Metcalf is the government’s first director of labour market enforcement, a role created to define and oversee the strategic priorities of the three main workers’ rights watchdogs: the Gangmasters and Labour Abuse Authority, the Employment Agency Standards Inspectorate and HMRC’s National Minimum Wage Enforcement Team.

Giving evidence to the Women and Equalities Committee (WEC) in its ongoing inquiry into the enforcement of the Equality Act yesterday, Metcalf touted the potential benefits of creating a single labour rights enforcement body – a suggestion included in the Taylor review and accepted as part of the government’s Good Work Plan.

Metcalf said one of the main benefits of a single enforcement body would be the creation of “one route in” for individuals looking to report a breach of regulations.

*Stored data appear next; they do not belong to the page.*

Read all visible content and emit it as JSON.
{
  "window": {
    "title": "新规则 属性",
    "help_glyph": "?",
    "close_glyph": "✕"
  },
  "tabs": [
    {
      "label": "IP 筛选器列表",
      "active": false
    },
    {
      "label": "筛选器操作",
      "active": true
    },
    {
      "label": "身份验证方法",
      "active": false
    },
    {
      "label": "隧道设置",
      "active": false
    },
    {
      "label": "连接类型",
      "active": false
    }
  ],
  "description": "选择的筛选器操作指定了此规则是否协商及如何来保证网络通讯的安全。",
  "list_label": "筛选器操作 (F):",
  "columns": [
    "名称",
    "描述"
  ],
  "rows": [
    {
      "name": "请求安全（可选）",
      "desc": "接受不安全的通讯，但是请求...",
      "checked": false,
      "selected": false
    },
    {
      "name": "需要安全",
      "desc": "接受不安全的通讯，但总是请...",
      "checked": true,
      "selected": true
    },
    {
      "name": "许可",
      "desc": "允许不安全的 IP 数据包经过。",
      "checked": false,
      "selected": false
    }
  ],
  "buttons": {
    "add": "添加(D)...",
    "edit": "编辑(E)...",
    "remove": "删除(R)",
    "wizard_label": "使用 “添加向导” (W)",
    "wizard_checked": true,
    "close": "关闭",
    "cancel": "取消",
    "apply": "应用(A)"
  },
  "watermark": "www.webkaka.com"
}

But he said there was also the possibility of better collaboration between the bodies as they exist now. 

“Over and above the single portal, I think that if we can get improved intelligence and information sharing among the three bodies and with local authorities, we can make sure that the vulnerable workers do get looked at and looked after probably better than they have been,” he said. 

He added that although the existing bodies were good at responding to complaints, there needed to be more proactive investigations because “the most vulnerable workers are prone not to complain”.

Individual litigations, combined with a strategic regulator as the enforcement body, would be more effective, he said.

In response to questioning, Metcalf said he would be surprised if the majority of workers that suffered breaches of their rights, particularly around the minimum wage, didn’t also have at least one other protected characteristic.

To this, Jess Phillips, Labour MP for Birmingham Yardley, suggested a single enforcement body that looked at specific trends – for example of migrant women’s work or eastern European men’s labour – would potentially help throw better light on future strategies rather than just looking at all those who failed to receive the minimum wage.

Maria Miller, Conservative MP and chair of the WEC, added this approach could address the problem of limited resources as the enforcement agency would be targeting areas where issues like the minimum wage and equal pay were more likely to be found. 

Metcalf responded that “it takes you off down a slightly different channel” to what the three bodies had been doing, but that it was absolutely worth thinking about. 

A government consultation paper on the single body was expected to be published by Easter, Metcalf added. 

The WEC inquiry into the enforcement of the Equality Act was launched in July 2018, and aims to look at whether the act creates an unfair burden on individuals to enforce their right not to be discriminated against. 

Figures released by the TUC suggests there is large scale non-compliance with basic employment rights in the UK labour market, with up to 580,000 workers being paid below the national minimum wage.

Its analysis revealed at least two million workers were not receiving legal minimum paid holiday entitlements, missing out on £1.6 billion in paid holiday per year.

According to statistics released in September last year, in 2017/18 the government identified more than 200,000 workers who had been paid less than the minimum wage and were owed a total of £15.6 million in wages.